In fact, though, America’s trade deficit is evidence of its economic vigor and promise. Here’s why:
When Americans buy foreign-made goods and services, foreigners earn dollars. The only way America would run no trade deficit is if foreigners spent all of these dollars buying goods and services from Americans. Instead, though, foreigners invest some of their dollars in America. They buy American corporate stock, they build their own factories and retail outlets in the US, they lend dollars to Uncle Sam, and they hold some dollars in reserve as cash.
Boudreau, a few sentences later, goes on to state authoritatively:
Remember: A trade deficit is not synonymous with debt.

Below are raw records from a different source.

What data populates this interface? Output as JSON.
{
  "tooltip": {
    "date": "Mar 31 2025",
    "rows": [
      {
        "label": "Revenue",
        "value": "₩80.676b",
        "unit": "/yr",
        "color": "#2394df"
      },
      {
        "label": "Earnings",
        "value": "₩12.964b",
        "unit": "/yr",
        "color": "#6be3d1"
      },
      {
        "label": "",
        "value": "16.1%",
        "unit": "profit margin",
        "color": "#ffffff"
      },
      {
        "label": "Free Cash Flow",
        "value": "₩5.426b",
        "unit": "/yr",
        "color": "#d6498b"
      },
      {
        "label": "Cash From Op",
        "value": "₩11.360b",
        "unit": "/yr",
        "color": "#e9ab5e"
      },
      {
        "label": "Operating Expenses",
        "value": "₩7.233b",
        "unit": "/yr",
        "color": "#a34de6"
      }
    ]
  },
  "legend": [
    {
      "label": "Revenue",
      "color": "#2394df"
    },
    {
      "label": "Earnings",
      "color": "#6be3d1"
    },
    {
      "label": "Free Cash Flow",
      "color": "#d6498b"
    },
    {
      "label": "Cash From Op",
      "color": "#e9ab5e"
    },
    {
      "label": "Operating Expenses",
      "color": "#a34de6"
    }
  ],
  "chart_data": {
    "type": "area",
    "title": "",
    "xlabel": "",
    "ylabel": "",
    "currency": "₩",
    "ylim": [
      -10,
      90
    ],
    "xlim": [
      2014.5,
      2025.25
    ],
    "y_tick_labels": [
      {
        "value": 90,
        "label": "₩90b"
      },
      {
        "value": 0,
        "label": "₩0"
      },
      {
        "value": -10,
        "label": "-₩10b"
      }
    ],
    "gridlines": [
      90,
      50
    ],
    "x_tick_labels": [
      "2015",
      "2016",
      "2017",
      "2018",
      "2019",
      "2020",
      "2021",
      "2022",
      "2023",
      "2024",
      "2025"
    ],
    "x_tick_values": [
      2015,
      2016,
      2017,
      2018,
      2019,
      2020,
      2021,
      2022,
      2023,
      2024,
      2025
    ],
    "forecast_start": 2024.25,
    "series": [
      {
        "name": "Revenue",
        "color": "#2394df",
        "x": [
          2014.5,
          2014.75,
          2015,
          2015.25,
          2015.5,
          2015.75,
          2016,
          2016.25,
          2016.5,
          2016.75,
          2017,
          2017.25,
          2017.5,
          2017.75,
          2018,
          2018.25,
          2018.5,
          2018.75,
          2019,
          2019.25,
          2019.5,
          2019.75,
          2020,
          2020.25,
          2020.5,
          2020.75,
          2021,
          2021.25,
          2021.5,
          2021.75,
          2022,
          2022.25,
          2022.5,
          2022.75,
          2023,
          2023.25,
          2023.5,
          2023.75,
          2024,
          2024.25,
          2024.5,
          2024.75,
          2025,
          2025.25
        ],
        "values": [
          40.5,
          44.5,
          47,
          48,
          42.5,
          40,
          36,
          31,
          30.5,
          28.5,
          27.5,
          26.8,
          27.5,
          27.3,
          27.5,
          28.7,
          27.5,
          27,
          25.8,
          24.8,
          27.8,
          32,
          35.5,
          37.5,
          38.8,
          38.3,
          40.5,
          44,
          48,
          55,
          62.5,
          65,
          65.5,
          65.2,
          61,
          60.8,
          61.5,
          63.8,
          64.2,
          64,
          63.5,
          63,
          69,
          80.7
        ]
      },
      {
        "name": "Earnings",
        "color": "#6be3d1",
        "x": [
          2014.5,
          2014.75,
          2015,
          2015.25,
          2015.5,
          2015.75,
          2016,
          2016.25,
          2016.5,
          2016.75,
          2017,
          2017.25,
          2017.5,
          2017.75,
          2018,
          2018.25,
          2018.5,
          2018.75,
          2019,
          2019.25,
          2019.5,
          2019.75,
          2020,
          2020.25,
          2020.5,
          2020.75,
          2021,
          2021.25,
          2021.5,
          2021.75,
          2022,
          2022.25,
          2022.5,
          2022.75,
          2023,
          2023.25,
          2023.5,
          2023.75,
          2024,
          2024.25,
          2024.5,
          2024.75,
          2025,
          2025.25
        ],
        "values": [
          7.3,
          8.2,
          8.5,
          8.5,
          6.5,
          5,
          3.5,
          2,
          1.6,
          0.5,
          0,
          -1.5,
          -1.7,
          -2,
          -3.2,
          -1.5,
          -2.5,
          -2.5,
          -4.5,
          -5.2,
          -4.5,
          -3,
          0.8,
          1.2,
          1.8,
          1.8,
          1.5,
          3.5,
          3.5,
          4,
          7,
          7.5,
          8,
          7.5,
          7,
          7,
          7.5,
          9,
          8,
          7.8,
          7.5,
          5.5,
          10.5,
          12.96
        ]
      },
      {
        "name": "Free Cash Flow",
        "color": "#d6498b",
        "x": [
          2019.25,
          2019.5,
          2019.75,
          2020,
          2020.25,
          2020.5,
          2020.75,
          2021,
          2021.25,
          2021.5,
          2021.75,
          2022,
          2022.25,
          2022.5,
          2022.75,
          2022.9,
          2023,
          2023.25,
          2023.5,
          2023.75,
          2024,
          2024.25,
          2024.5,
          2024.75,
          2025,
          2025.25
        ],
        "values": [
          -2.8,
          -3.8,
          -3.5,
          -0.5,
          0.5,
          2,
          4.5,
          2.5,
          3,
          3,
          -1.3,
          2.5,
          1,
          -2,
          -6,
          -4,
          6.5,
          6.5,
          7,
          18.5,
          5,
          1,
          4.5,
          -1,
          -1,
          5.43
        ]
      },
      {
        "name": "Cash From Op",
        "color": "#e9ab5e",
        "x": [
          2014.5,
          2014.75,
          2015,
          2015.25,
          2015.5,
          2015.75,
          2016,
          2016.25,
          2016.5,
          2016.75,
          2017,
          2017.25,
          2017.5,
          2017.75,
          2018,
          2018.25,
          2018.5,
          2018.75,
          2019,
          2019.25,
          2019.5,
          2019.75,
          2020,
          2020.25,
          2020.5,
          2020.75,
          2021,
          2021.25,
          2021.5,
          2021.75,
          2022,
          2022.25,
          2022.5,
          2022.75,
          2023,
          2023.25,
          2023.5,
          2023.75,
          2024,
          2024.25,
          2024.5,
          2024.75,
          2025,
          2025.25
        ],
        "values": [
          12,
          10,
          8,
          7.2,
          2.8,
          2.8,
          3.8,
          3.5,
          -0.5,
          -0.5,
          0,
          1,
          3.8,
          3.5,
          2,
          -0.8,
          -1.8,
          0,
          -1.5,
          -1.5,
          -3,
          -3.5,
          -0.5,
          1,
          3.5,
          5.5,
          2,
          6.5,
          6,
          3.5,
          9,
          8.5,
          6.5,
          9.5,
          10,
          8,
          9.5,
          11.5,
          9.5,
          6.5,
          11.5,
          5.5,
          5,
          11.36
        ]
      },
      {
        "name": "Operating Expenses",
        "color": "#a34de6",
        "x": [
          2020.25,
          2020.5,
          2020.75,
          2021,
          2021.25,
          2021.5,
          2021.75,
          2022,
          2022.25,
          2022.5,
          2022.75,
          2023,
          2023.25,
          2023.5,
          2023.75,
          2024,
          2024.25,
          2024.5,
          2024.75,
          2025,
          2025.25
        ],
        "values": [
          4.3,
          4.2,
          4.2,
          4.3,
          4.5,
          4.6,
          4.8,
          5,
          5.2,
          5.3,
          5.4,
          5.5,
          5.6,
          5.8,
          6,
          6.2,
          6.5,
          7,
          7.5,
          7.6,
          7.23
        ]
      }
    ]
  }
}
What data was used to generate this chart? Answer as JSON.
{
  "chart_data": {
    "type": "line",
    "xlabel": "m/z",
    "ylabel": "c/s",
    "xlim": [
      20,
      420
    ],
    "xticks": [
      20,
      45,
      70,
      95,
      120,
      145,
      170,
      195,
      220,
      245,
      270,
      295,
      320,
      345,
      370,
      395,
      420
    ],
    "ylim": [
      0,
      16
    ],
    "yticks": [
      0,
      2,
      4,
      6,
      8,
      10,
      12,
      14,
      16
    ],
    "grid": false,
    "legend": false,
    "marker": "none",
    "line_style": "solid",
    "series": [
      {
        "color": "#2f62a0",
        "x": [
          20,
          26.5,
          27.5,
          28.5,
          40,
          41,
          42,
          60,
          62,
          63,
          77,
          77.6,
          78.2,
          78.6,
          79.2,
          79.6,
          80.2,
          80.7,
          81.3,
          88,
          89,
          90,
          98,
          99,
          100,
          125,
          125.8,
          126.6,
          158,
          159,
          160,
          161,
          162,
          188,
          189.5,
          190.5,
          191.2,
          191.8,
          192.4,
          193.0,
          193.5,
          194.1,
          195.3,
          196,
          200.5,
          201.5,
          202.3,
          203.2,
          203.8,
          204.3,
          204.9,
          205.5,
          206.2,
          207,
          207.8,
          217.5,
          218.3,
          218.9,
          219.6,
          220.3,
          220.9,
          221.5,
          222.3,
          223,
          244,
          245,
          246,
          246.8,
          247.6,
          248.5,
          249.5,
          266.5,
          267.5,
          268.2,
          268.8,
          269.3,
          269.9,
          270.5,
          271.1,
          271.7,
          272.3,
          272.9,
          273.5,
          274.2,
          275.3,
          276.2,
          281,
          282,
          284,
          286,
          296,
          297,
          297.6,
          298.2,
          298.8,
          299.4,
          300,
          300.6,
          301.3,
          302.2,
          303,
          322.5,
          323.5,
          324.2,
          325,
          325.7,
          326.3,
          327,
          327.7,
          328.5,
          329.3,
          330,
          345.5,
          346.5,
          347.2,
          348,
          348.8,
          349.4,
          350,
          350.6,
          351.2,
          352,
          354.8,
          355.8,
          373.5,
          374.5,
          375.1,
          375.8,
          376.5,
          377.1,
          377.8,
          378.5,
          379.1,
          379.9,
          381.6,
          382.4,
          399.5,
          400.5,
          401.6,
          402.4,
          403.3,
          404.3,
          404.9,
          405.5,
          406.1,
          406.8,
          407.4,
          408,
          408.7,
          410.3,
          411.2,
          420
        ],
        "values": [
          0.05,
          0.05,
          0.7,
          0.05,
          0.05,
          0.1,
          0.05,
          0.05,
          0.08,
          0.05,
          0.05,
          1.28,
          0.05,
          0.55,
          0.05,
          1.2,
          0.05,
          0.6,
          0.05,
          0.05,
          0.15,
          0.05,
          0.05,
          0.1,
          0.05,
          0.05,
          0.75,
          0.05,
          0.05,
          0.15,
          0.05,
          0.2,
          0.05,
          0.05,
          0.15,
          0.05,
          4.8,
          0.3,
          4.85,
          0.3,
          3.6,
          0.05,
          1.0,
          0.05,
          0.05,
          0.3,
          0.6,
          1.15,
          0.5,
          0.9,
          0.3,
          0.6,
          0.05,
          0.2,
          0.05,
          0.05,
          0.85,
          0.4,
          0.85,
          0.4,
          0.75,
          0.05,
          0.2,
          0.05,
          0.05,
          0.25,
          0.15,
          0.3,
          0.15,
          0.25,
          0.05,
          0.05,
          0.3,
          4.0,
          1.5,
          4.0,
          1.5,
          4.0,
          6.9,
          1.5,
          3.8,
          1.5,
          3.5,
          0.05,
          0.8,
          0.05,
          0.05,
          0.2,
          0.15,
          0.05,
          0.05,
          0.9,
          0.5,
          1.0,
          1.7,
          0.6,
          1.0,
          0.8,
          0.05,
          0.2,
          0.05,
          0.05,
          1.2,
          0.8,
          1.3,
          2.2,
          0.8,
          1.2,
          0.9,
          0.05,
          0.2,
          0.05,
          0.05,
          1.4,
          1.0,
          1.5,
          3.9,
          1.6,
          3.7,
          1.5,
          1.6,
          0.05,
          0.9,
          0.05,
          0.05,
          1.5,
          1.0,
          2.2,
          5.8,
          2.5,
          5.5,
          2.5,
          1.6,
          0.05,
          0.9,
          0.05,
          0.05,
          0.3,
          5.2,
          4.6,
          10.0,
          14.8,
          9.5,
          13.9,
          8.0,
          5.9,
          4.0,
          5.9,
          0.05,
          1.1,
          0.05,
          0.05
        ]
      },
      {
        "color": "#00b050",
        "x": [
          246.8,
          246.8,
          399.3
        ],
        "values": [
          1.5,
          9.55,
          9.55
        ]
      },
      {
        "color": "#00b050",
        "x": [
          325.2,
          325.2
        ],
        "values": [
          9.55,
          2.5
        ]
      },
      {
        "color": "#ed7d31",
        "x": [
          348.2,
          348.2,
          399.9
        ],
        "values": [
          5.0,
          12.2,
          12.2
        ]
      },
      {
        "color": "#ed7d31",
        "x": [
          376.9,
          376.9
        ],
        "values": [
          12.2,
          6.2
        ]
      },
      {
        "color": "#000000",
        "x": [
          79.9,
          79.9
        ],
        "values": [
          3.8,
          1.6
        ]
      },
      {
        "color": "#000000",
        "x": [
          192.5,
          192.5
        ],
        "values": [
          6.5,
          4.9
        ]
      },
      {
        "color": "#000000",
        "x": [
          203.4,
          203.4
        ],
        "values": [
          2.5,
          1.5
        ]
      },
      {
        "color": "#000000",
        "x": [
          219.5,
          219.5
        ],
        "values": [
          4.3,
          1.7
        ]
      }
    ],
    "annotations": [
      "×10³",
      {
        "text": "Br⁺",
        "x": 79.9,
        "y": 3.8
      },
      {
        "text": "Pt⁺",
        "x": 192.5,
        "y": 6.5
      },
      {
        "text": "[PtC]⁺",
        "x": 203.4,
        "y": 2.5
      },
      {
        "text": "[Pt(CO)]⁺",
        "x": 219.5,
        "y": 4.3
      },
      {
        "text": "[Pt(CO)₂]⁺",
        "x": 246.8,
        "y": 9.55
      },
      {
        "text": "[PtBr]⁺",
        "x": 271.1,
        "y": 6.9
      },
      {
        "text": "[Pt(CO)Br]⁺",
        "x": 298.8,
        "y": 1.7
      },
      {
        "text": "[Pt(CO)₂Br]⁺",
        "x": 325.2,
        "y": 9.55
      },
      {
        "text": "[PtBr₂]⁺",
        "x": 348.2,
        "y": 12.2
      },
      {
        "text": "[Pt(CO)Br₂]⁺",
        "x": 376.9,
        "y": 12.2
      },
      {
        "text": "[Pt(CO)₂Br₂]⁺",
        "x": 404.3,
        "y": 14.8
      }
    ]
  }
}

This is most interesting: then can I assume that if I spend more than I make (a “deficit”) and max out my credit cards, this is NOT synonymous with debt? Eventually, the interest on my credit card approaches my income, leaving less and less dollars for me to spend on “goods and services”. I stop buying goods and services OR, I find a way to take on more debt OR I increase my income. When a “foreigner” “invests money”, that’s debt. A return on that investment is expected. Further, when “they lend dollars to Uncle Sam”, I imagine they expect to be repaid in the future, earning interest on the loan until repayment. At least that’s the way my bank works. And that is what I understand to be “debt”. And as for stocks, as long as the dividends and capitalization provide a good return on the “investment”, that’s great. But if profits fall, stocks prices tend to fall disproportionately – a fact that drives U.S. capital out of the country – capital that can be used to increase income. And, on the other side of the ledger, if that foreign cash does come back to stock, factories, and retail outlets - it no longer is “foreign” and should offset the “deficit”.
Running a deficit is only “good” if it becomes someone else’s problem. The only question is “whose problem”?